Note: A gluten‑free diet is **not** recommended for prevention in people without coeliac disease, as it can lead to nutrient deficiencies.

Complications

If untreated or poorly managed, coeliac disease can lead to serious health problems:

  • Malnutrition – deficiencies in iron, folate, calcium, vitamin D, B12, leading to anemia, fatigue, and growth failure.
  • Osteoporosis/osteopenia – up to 30 % of untreated adults develop reduced bone mineral density.
  • Infertility & pregnancy complications – miscarriage, preterm birth, low birth weight.
  • Neurologic disorders – peripheral neuropathy, ataxia, epilepsy.
  • Dermatitis herpetiformis – chronic, intensely itchy rash.
  • Increased risk of certain malignancies – intestinal lymphoma (Enteropathy‑Associated T‑Cell Lymphoma) and small‑bowel adenocarcinoma, particularly in those with persistent villous atrophy.
  • Other autoimmune diseases – higher incidence of Type 1 diabetes, autoimmune thyroiditis, and primary adrenal insufficiency.

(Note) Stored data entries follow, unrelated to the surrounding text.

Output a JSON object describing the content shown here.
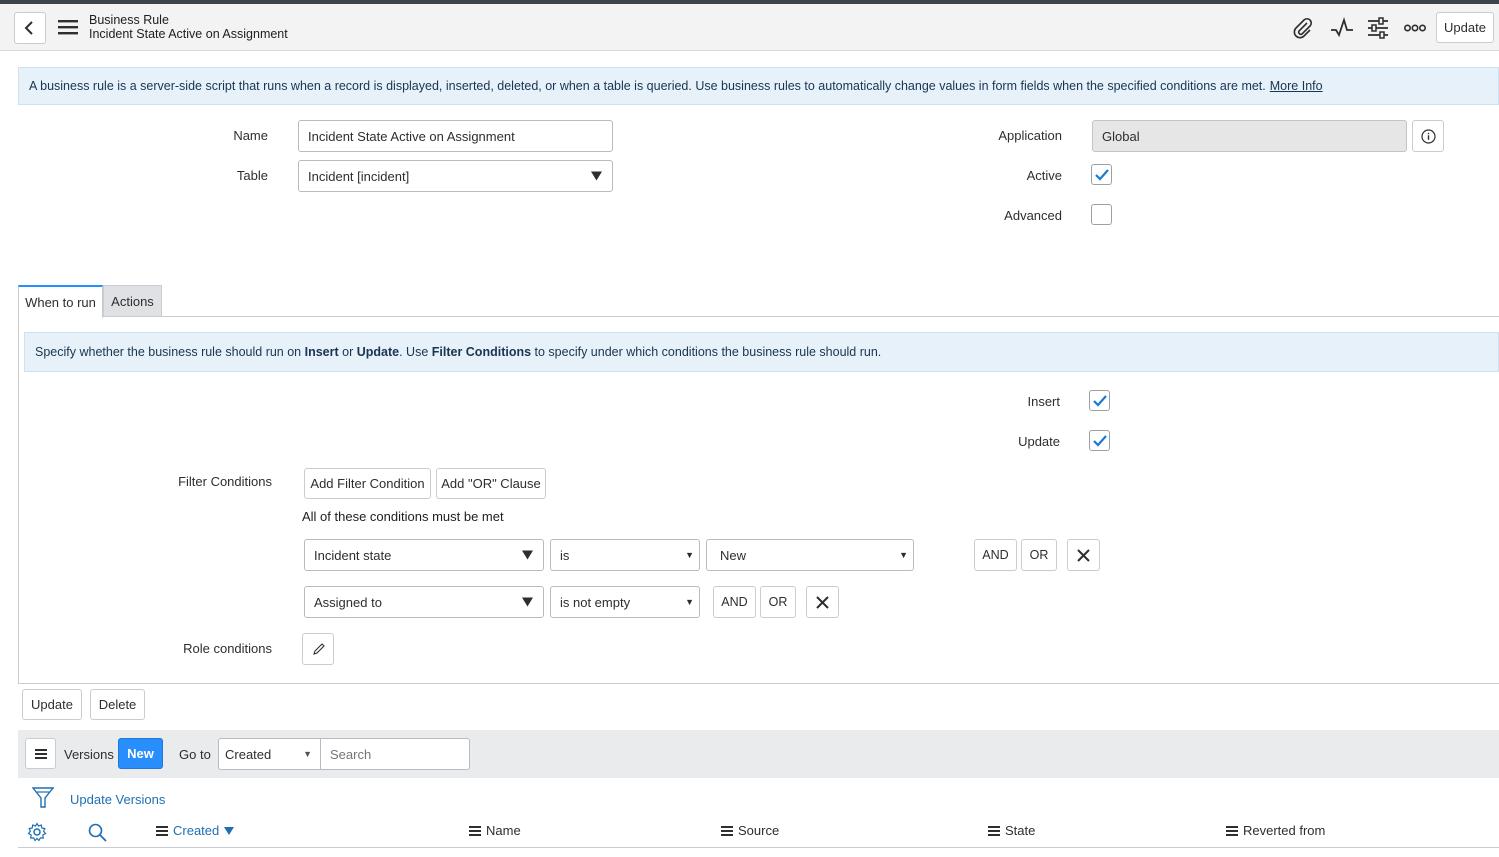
{
  "header": {
    "title": "Business Rule",
    "subtitle": "Incident State Active on Assignment",
    "update_label": "Update"
  },
  "info": {
    "text": "A business rule is a server-side script that runs when a record is displayed, inserted, deleted, or when a table is queried. Use business rules to automatically change values in form fields when the specified conditions are met.",
    "more_info": "More Info"
  },
  "form": {
    "name_label": "Name",
    "name_value": "Incident State Active on Assignment",
    "table_label": "Table",
    "table_value": "Incident [incident]",
    "application_label": "Application",
    "application_value": "Global",
    "active_label": "Active",
    "active_checked": true,
    "advanced_label": "Advanced",
    "advanced_checked": false
  },
  "tabs": [
    {
      "label": "When to run",
      "selected": true
    },
    {
      "label": "Actions",
      "selected": false
    }
  ],
  "when": {
    "info_parts": [
      "Specify whether the business rule should run on ",
      "Insert",
      " or ",
      "Update",
      ". Use ",
      "Filter Conditions",
      " to specify under which conditions the business rule should run."
    ],
    "insert_label": "Insert",
    "insert_checked": true,
    "update_label": "Update",
    "update_checked": true,
    "filter_label": "Filter Conditions",
    "add_filter_label": "Add Filter Condition",
    "add_or_label": "Add \"OR\" Clause",
    "all_conditions_text": "All of these conditions must be met",
    "conditions": [
      {
        "field": "Incident state",
        "operator": "is",
        "value": "New",
        "and": "AND",
        "or": "OR"
      },
      {
        "field": "Assigned to",
        "operator": "is not empty",
        "value": "",
        "and": "AND",
        "or": "OR"
      }
    ],
    "role_label": "Role conditions"
  },
  "actions": {
    "update_label": "Update",
    "delete_label": "Delete"
  },
  "related": {
    "versions_label": "Versions",
    "new_label": "New",
    "goto_label": "Go to",
    "goto_value": "Created",
    "search_placeholder": "Search",
    "breadcrumb": "Update Versions",
    "columns": [
      "Created",
      "Name",
      "Source",
      "State",
      "Reverted from"
    ]
  },
  "colors": {
    "accent": "#278efc",
    "link": "#1f6fb3",
    "checkbox_check": "#1a7ad4",
    "info_bg": "#e6f1fa"
  }
}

Adherence to a strict GFD dramatically reduces these risks, with most studies showing near‑normal life expectancy for adherent patients.

When to Seek Emergency Care

Warning signs that require immediate medical attention:

  • Severe, persistent vomiting or profuse watery diarrhea leading to dehydration.
  • Sudden, severe abdominal pain with guarding or rebound tenderness (possible intestinal perforation or obstruction).
  • Rapidly worsening shortness of breath, chest pain, or fainting – could indicate severe anemia or electrolyte imbalance.
  • Sudden, unexplained neurological decline (e.g., loss of coordination, seizures).
  • Acute allergic‑type reaction after gluten exposure (rare, but may present with hives, swelling, difficulty breathing).

If any of these symptoms occur, go to the nearest emergency department or call emergency services (911 in the U.S.).

References

  • Mayo Clinic. “Celiac disease.” https://www.mayoclinic.org.
  • CDC. “National Diabetes Statistics Report 2023 – Type 1 Diabetes and Co‑occurring Celiac Disease.” https://www.cdc.gov.
  • NIH – National Institute of Diabetes and Digestive and Kidney Diseases. “Celiac Disease.” https://www.niddk.nih.gov.
  • World Health Organization. “Guidelines on the Diagnosis and Management of Coeliac Disease.” 2022.
  • Cleveland Clinic. “Celiac Disease: Symptoms, Diagnosis, and Treatment.” https://my.clevelandclinic.org.
  • Lebwohl B, et al. “Celiac disease and non‑celiac gluten sensitivity.” JAMA. 2020; 324(21): 2139‑2149.
  • Rubio-Tapia A, et al. “Diagnosis and Management of Adult Celiac Disease: Guidelines.” American Journal of Gastroenterology. 2023; 118(2): 162‑179.